I had a great time at DataStax Accelerate and got asked a lot of great questions about Cassandra and Spark. I’ll post some the most common ones and their answers here for posterity. —

Can I user Spark SQL to get Low Latency Cassandra Requests?


Sometimes when folks hear about SparkSQL they think they’ve just solved all of their Cassandra data modeling questions. After all, SparkSQL provides an ANSI SQL interface to Cassandra, so shouldn’t we be able to just move our data in to C* in whatever form we want and have great latency? Unfortunately, the answer is no for a variety of reasons.

  1. SparkSQL requesets are not low latency operations. To begin with, SparkSQL and Spark in General, function with a lot of extra network communication not required for single machine systems. This means even for requests which aren’t using a huge amount of data, we pay an additional cost for setting up, planning, and distributing the metadata required to run a Spark Job. This can greatly increase the latency of a request which could have run in CQL directly and shipped directly to a C* server.
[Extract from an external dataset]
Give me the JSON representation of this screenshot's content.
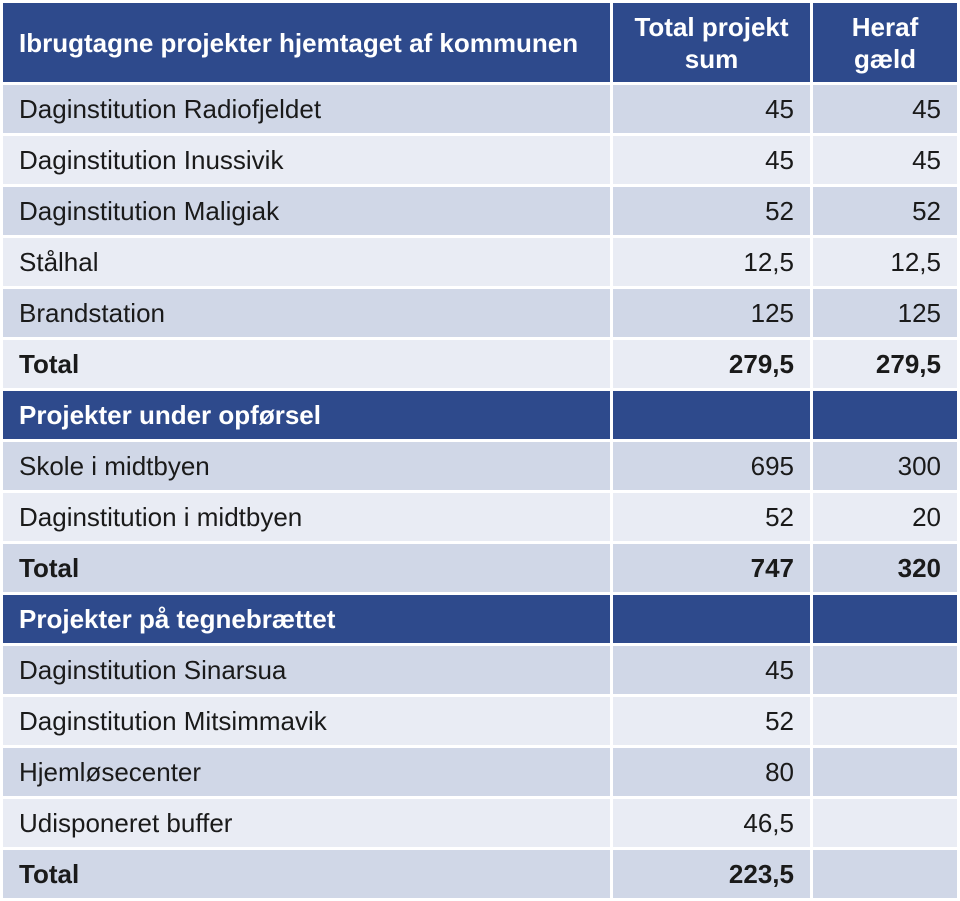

  2. For requests that require a large amount of data, SparkSQL will default to doing full table scans on the underlying DataSources. This means that a request on a single table will most likely require reading the entire table into Spark to answer the question. This basically eliminates our ability to do anything with sub second (or even sub hour) latency for large requests.

  3. When performing joins in most cases Spark needs to do a network shuffle. A sort-merge Shuffle in Spark requires writing the join to disk and then sending various “shuffle files” to other machines to be combined. This is tremendously expensive and basically eliminates the ability to do any rapid joins in SparkSQL.

SparkSQL is there to enable queries that would otherwise be impossible, but if you are trying to rely on it to sub 4ms arbitrary queries, you will be sorely disappointed. Spark is a great tool, but to get the most out of your real time applications you will still need to model your data to fit your requests.